Premio al Concorso di poesia "Vogliamo un mondo DIRITTO"

Ancora un premio per gli alunni della nostra Scuola Primaria "A. Canova"!

Questa volta è toccato alla classe 5^ C ad avere la soddisfazione di veder valorizzato il proprio lavoro: una composizione individuale di testo e disegno riguardante il tema dei diritti dell'infanzia, con la quale hanno partecipato al Concorso di poesia "Vogliamo un mondo DIRITTO", indetto dall'associazione ARMADILLO di Conegliano.

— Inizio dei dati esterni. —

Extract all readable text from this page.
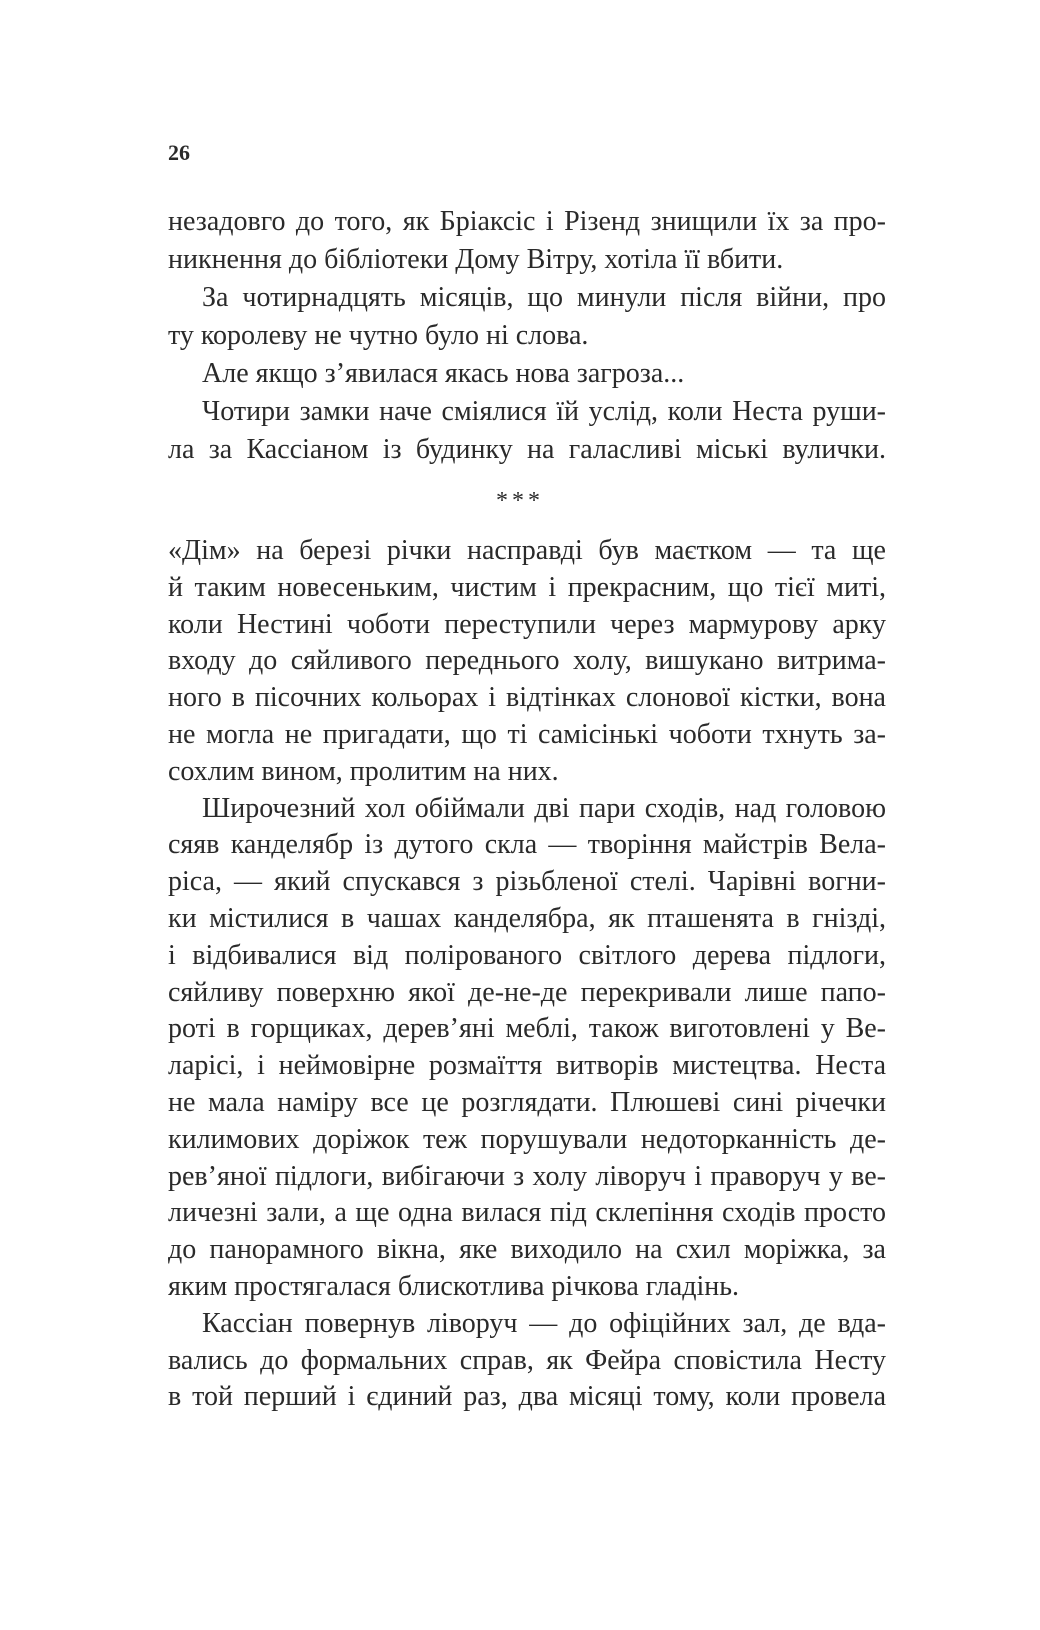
26
незадовго до того, як Бріаксіс і Різенд знищили їх за про-
никнення до бібліотеки Дому Вітру, хотіла її вбити.
За чотирнадцять місяців, що минули після війни, про
ту королеву не чутно було ні слова.
Але якщо з’явилася якась нова загроза...
Чотири замки наче сміялися їй услід, коли Неста руши-
ла за Кассіаном із будинку на галасливі міські вулички.
***
«Дім» на березі річки насправді був маєтком — та ще
й таким новесеньким, чистим і прекрасним, що тієї миті,
коли Нестині чоботи переступили через мармурову арку
входу до сяйливого переднього холу, вишукано витрима-
ного в пісочних кольорах і відтінках слонової кістки, вона
не могла не пригадати, що ті самісінькі чоботи тхнуть за-
сохлим вином, пролитим на них.
Широчезний хол обіймали дві пари сходів, над головою
сяяв канделябр із дутого скла — творіння майстрів Вела-
ріса, — який спускався з різьбленої стелі. Чарівні вогни-
ки містилися в чашах канделябра, як пташенята в гнізді,
і відбивалися від полірованого світлого дерева підлоги,
сяйливу поверхню якої де-не-де перекривали лише папо-
роті в горщиках, дерев’яні меблі, також виготовлені у Ве-
ларісі, і неймовірне розмаїття витворів мистецтва. Неста
не мала наміру все це розглядати. Плюшеві сині річечки
килимових доріжок теж порушували недоторканність де-
рев’яної підлоги, вибігаючи з холу ліворуч і праворуч у ве-
личезні зали, а ще одна вилася під склепіння сходів просто
до панорамного вікна, яке виходило на схил моріжка, за
яким простягалася блискотлива річкова гладінь.
Кассіан повернув ліворуч — до офіційних зал, де вда-
вались до формальних справ, як Фейра сповістила Несту
в той перший і єдиний раз, два місяці тому, коли провела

La premiazione si è svolta il giorno 23 febbraio 2019 presso il teatro Dina Orsi di Conegliano. Gli alunni della classe 5^C della nostra scuola primaria "Antonio Canova" hanno partecipato all’iniziativa realizzando un testo poetico di classe sul diritto ad esprimere il proprio sé e anche delle composizioni individuali di testo e disegno riguardanti il tema dei diritti dell'infanzia in generale. La giuria ha voluto premiare la classe proprio per questa seconda tipologia di opere: i ragazzi hanno costruito dei versi poetici seguendo il metodo Caviardage, ossia un percorso di scrittura creativa che consiste nel ricavare una poesia da una pagina di testo, seguendo un iter preciso che prevede di annerire o colorare tutte le parole non utilizzate nella composizione. Tale metodo, creato e diffuso in Italia da Tina Festa, permette di contaminare la tecnica base sopra descritta con altre tecniche artistiche espressive (collage, pittura, acquerello, disegno, origami..) per dare forma a delle vere e proprie poesie visive che consentono di dare voce, in modo innovativo, a quelle emozioni che generalmente sono difficili da esprimere. Per il secondo anno consecutivo gli alunni hanno visto valorizzati i propri elaborati che sono  frutto di un lavoro interdisciplinare sugli articoli della Convenzione Internazionale dei Diritti dell'Infanzia e dell'Adolescenza, documento di cui quest'anno si festeggia il trentennale. Il concorso si è rivelato una bella opportunità educativa e didattica per riflettere con i ragazzi sui loro diritti che purtroppo, ancora oggi, sono quotidianamente calpestati in molte parti del modo.